Description
These banana blueberry muffins are the perfect mix of fruity sweetness and soft, bakery-style texture. Ripe bananas bring natural moisture and richness, while juicy blueberries burst with flavor in every bite. Whether you need a grab-and-go breakfast, a snack for school, or a cozy weekend treat, these muffins come together fast and taste even better the next day.
Ingredients
2 ripe bananas, mashed
1 cup fresh or frozen blueberries
½ cup granulated sugar
¼ cup brown sugar
⅓ cup vegetable oil or melted butter
2 eggs
1 teaspoon vanilla extract
1 ½ cups all-purpose flour
1 teaspoon baking soda
½ teaspoon salt
½ teaspoon cinnamon (optional)
Instructions
Preheat oven to 350°F (175°C).

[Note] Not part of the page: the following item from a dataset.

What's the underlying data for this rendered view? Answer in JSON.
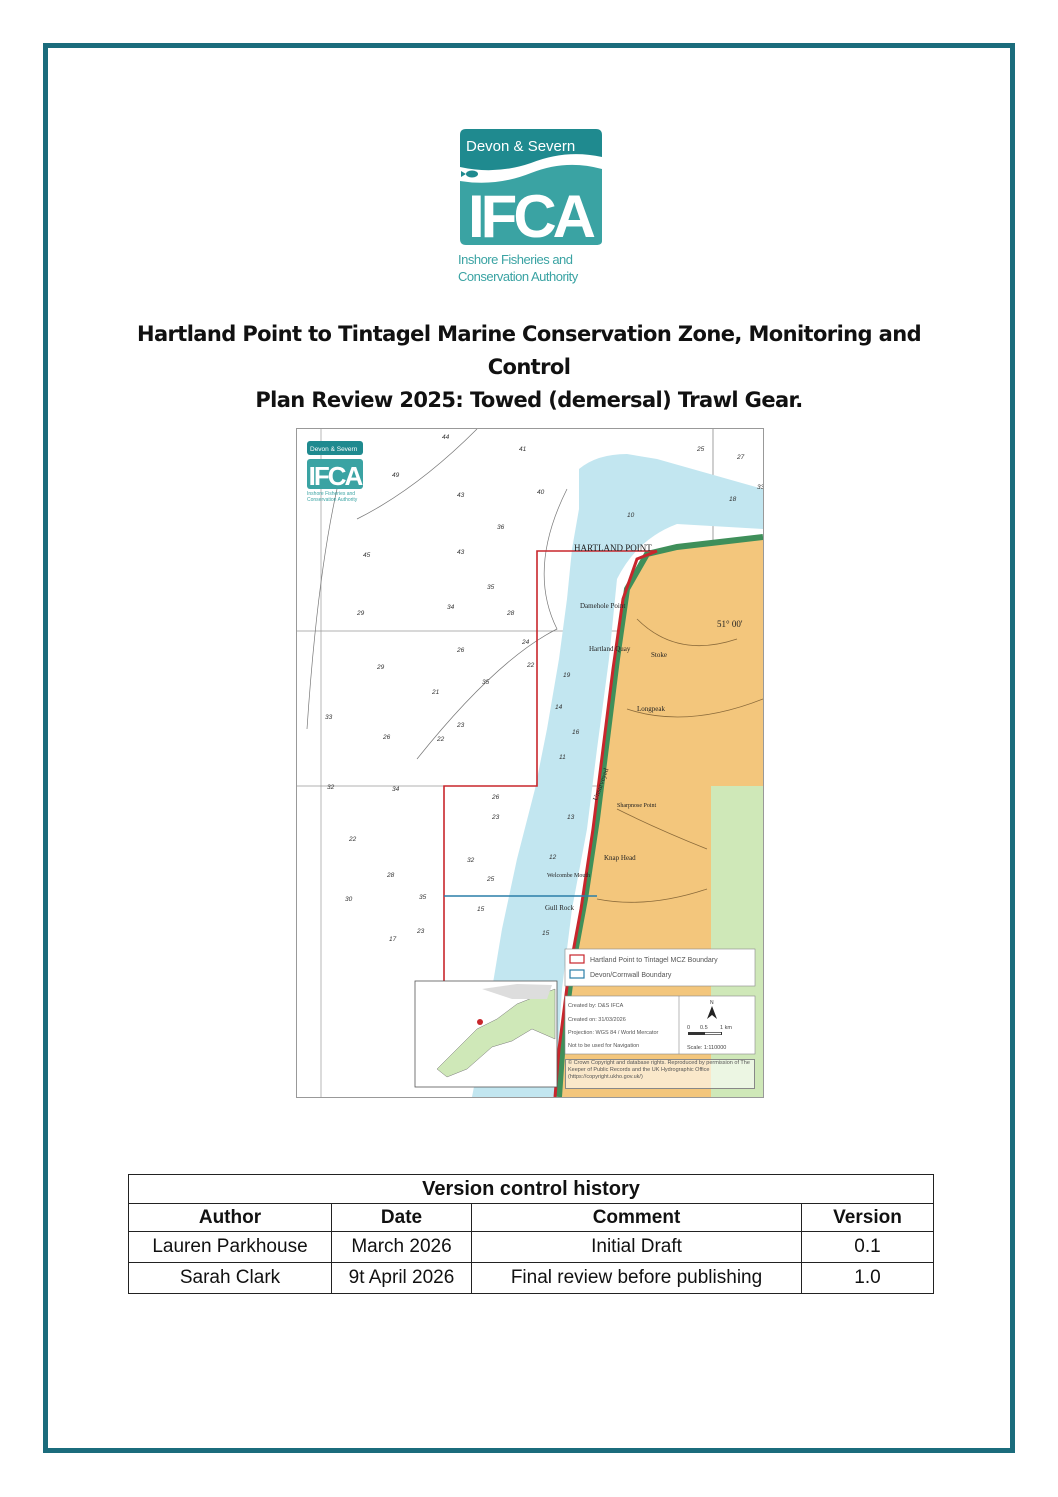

Line or grease a 12-cup muffin tin.
In a large bowl, whisk together mashed bananas, sugars, oil, eggs, and vanilla until smooth.
In a separate bowl, combine flour, baking soda, salt, and cinnamon.
Gently fold dry ingredients into the wet mixture just until combined.
Toss blueberries in 1 teaspoon of flour (to prevent sinking), then fold them into the batter.
Divide batter evenly among muffin cups.
Bake for 18–22 minutes, or until a toothpick comes out clean from the center.
Cool in the pan for 5 minutes, then transfer to a wire rack to cool completely.